The auntie standing ahead of me in line took pity on me. She pulled up the same tutorial video on her phone and simply handed it over for me to watch.

Step by step, exactly as shown — and still, that menu option just wasn’t there.

Then a helpful police officer nearby, who was maintaining order, said one sentence that solved the whole mystery: “Are you sure you opened the right mini-program? Want to scan it again?”

So I reopened WeChat, found the Liaoshitong mini-program, and from there everything worked.

The conclusion: that function exists in the mini-program version, but not in the app version.

That software really is something.

This new rule requiring QR-code identity verification was a complete nuisance. The line was full of elderly people and children, and there were especially many of the most alarming combination of all: older grandparents who weren’t very good with smartphones, standing in line alone while taking care of kids. So the process was painfully slow. A 200-meter queue may not sound like much, but a lot of people were doing what I was doing — letting the children play in the snow or keeping the elderly in the car out of the wind, while only one representative actually stood in line. By the time it was my turn, two full hours had passed.

I won’t bother going into the broader details of this outbreak. What I know is what everyone else knows from the news, and Zhuanghe is more than 200 kilometers away anyway.

As for the side story about elementary school kids from one school being quarantined in the Shangri-La Hotel, that may be juicy gossip, but it doesn’t add much of practical value.

On the evening of November 9, exactly as expected, all schools were suspended indefinitely. This time they stopped hiding behind “weather reasons.” Because of the recent policy emphasis on reducing academic burdens and cutting down screen time, the municipal education bureau did not impose a uniform citywide online curriculum. Instead, each school was told to create its own teaching plan.

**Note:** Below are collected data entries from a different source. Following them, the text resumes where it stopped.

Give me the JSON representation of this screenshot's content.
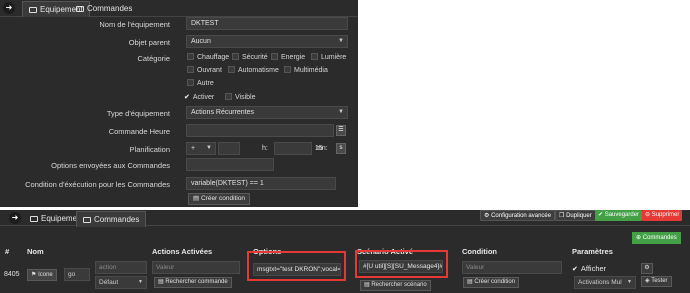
{
  "top": {
    "tabs": [
      {
        "label": "Equipement",
        "icon": "wrench-icon"
      },
      {
        "label": "Commandes",
        "icon": "list-icon"
      }
    ],
    "fields": {
      "name_label": "Nom de l'équipement",
      "name_value": "DKTEST",
      "parent_label": "Objet parent",
      "parent_value": "Aucun",
      "category_label": "Catégorie",
      "categories": [
        "Chauffage",
        "Sécurité",
        "Energie",
        "Lumière",
        "Ouvrant",
        "Automatisme",
        "Multimédia",
        "Autre"
      ],
      "activate_label": "Activer",
      "visible_label": "Visible",
      "type_label": "Type d'équipement",
      "type_value": "Actions Récurrentes",
      "cmd_time_label": "Commande Heure",
      "plan_label": "Planification",
      "plan_plus": "+",
      "plan_h": "h:",
      "plan_mn": "mn:",
      "plan_mn_value": "15",
      "plan_s": "s",
      "options_label": "Options envoyées aux Commandes",
      "condition_label": "Condition d'éxécution pour les Commandes",
      "condition_value": "variable(DKTEST) == 1",
      "create_condition": "Créer condition"
    }
  },
  "bottom": {
    "tabs": [
      {
        "label": "Equipement"
      },
      {
        "label": "Commandes"
      }
    ],
    "buttons": {
      "config": "Configuration avancée",
      "duplicate": "Dupliquer",
      "save": "Sauvegarder",
      "delete": "Supprimer",
      "commands": "Commandes"
    },
    "headers": [
      "#",
      "Nom",
      "Actions Activées",
      "Options",
      "Scénario Activé",
      "Condition",
      "Paramètres"
    ],
    "row": {
      "id": "8405",
      "icon_label": "Icone",
      "name": "go",
      "action_placeholder": "action",
      "default_value": "Défaut",
      "valeur_placeholder": "Valeur",
      "search_command": "Rechercher commande",
      "options_value": "msgtxt=\"test DKRON\";vocal=1",
      "scenario_value": "#[U util][S][SU_Message4]#",
      "search_scenario": "Rechercher scénario",
      "condition_placeholder": "Valeur",
      "create_condition": "Créer condition",
      "show_label": "Afficher",
      "activations_value": "Activations Mul",
      "test_button": "Tester"
    }
  },
  "colors": {
    "dark_bg": "#2b2b2b",
    "field_bg": "#3a3a3a",
    "highlight": "#e53935",
    "green": "#43a047",
    "red": "#e53935"
  }
}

Our school pushed the decision even further down to individual subject teachers. In the morning, teachers would find teaching videos and post them in the group chat. In the evening, each subject teacher held a 30-minute question-and-answer session over Tencent Meeting.

For the teachers, it was basically like delivering a public lecture every day.

Listening to them in Tencent Meeting, each one sounded relaxed, approachable, effortlessly composed, all smiles.

For homework collection and grading over these two days, they used QQ groups.

And somehow that miserable piece of software now requires you, even on the PC client, to bind a phone number through a mobile device before you can use it.

This from something that once proudly called itself an “internet pager.”

If I already have to bind a mobile phone, then what do I need a pager for?

Today is November 11, which was supposed to be the 26th anniversary celebration of my company.

Because of the outbreak, all celebration activities were canceled. Instead, we got another round of citywide nucleic acid testing. A testing team even came on site to our company. It was supposed to start at 12:30 p.m., but the test kits didn’t arrive until 12:50.

Then, just like that, around 1:30 in the afternoon, the Liaoshitong servers crashed.

Testing across the city ground to a halt. More than two hours later the system finally recovered, but whether you could actually get your code to load was still mostly a matter of luck.

At 4:40 p.m., the company broadcast announced that nobody was allowed to leave work until they had completed testing.

At 5:10 p.m., security guards went around notifying the employees still waiting in line: no more reagents. That was it. Go home.

A truly pleasant and meaningful company anniversary.

Liaoshitong as a piece of software, and these two rounds of mass testing as an experience, felt very, very Liaoning.